本発明は、内燃機関(例えば、自動二輪車のエンジン等)に燃料を供給する燃料供給装置に関する。詳しくは、内燃機関の始動時における燃料供給量制御に関する。
燃料噴射ポンプを備えた燃料供給装置が知られている(例えば、特許文献1等)。この燃料供給装置では、燃料噴射ポンプがエンジンの吸気管に取付けられ、燃料タンクはエンジンより高い位置に設置される。燃料タンクと燃料噴射ポンプは燃料供給管によって接続される。燃料タンクがエンジン(すなわち、燃料噴射ポンプ)より高い位置に設置されるため、重力により燃料供給管内は燃料で満たされる。燃料噴射ポンプは、燃料供給管内の燃料を吸引し、吸引した燃料を昇圧し、エンジンの吸気管内に噴射する。
特開2004−278527号公報
上述した燃料供給装置では、夏場等の高温時に燃料供給管内の燃料が気化し、燃料供給管内にベーパが発生する場合がある。特に、内燃機関が停止している間は燃料供給管内の燃料の流れも停止するため、燃料供給管内の燃料が気化してベーパとなり易い。このため、夏場等の高温時において内燃機関を始動する際には、燃料供給管内にベーパが発生した状態となっていることがある。燃料供給管内にベーパが発生した状態で内燃機関を始動すると、ベーパを含んだ燃料が燃料噴射ポンプから噴射される。このため、燃料噴射ポンプから噴射される燃料量が所望の燃料量より少なくなり(いわゆる、燃料のリーン化が生じ)、内燃機関の始動性が低下するという問題があった。
本発明は、上述した実情に鑑みてなされたものであり、その目的は、内燃機関が停止している間に燃料供給管内の燃料が気化してベーパが発生しても、燃料噴射ポンプから所望量の燃料を噴射することができ、これによって内燃機関の始動性を向上することができる燃料供給装置を提供することにある。
本発明の第1の燃料供給装置は、燃料タンク内の燃料を燃料供給管を介して吸引し、吸引した燃料を内燃機関の吸気管内に噴射する燃料噴射ポンプを備える。この燃料供給装置は、内燃機関の温度を検出する第1温度検出手段と、吸気管内の温度を検出する第2温度検出手段と、燃料噴射ポンプを駆動する制御装置と、を有する。そして、その制御装置は、第1温度検出手段と第2温度検出手段によって検出された少なくとも2つの検出温度に基づいて、内燃機関の始動期間内における燃料噴射量制御を通常時モードと高温時モードに切り替えることを特徴とする。

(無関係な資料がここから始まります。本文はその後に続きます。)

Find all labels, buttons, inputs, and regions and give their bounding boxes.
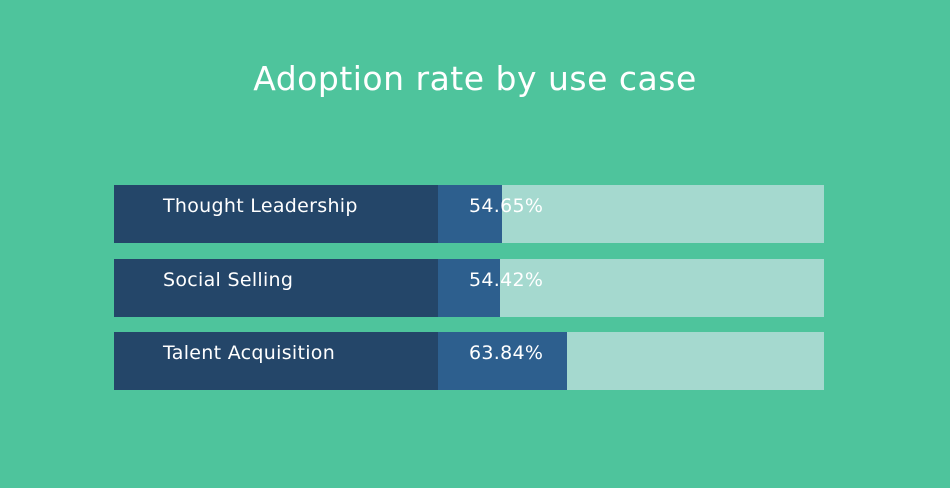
bar-category-label: Social Selling — [163, 269, 294, 291]
chart-title: Adoption rate by use case — [253, 59, 697, 98]
bar-track: 63.84% — [438, 332, 824, 390]
bar-category-cell: Talent Acquisition — [114, 332, 438, 390]
bar-category-label: Thought Leadership — [163, 195, 358, 217]
bar-category-label: Talent Acquisition — [163, 342, 336, 364]
bar — [438, 259, 501, 317]
bar-category-cell: Thought Leadership — [114, 185, 438, 243]
bar-value-label: 54.42% — [469, 269, 544, 291]
bar-row: Social Selling 54.42% — [114, 259, 824, 317]
bar-category-cell: Social Selling — [114, 259, 438, 317]
bar-value-label: 54.65% — [469, 195, 544, 217]
bar-row: Talent Acquisition 63.84% — [114, 332, 824, 390]
bar-value-label: 63.84% — [469, 342, 544, 364]
bar-row: Thought Leadership 54.65% — [114, 185, 824, 243]
bar — [438, 332, 568, 390]
bar-track: 54.42% — [438, 259, 824, 317]
bar-track: 54.65% — [438, 185, 824, 243]
bar — [438, 185, 502, 243]
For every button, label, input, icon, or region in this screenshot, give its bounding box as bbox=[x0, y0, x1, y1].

この燃料供給装置では、第1温度検出手段と第2温度検出手段で検出された少なくとも2つの検出温度に基づいて、燃料噴射量制御を通常時モードと高温時モードに切換える。このため、燃料供給管内にベーパが発生している場合には高温時モードで燃料噴射量が制御され、燃料供給管内にベーパが発生していない場合には通常時モードで燃料噴射量が制御される。これによって、適正な量の燃料が内燃機関に供給され、内燃機関の始動性を向上することができる。また、内燃機関の温度と吸気管内の温度の少なくとも2つの温度を検出することで、燃料供給管内にベーパが発生しているか否かを精度よく判断することができ、これによって、燃料噴射量制御の高温時モードと通常時モードの切替えを適切に行うことができる。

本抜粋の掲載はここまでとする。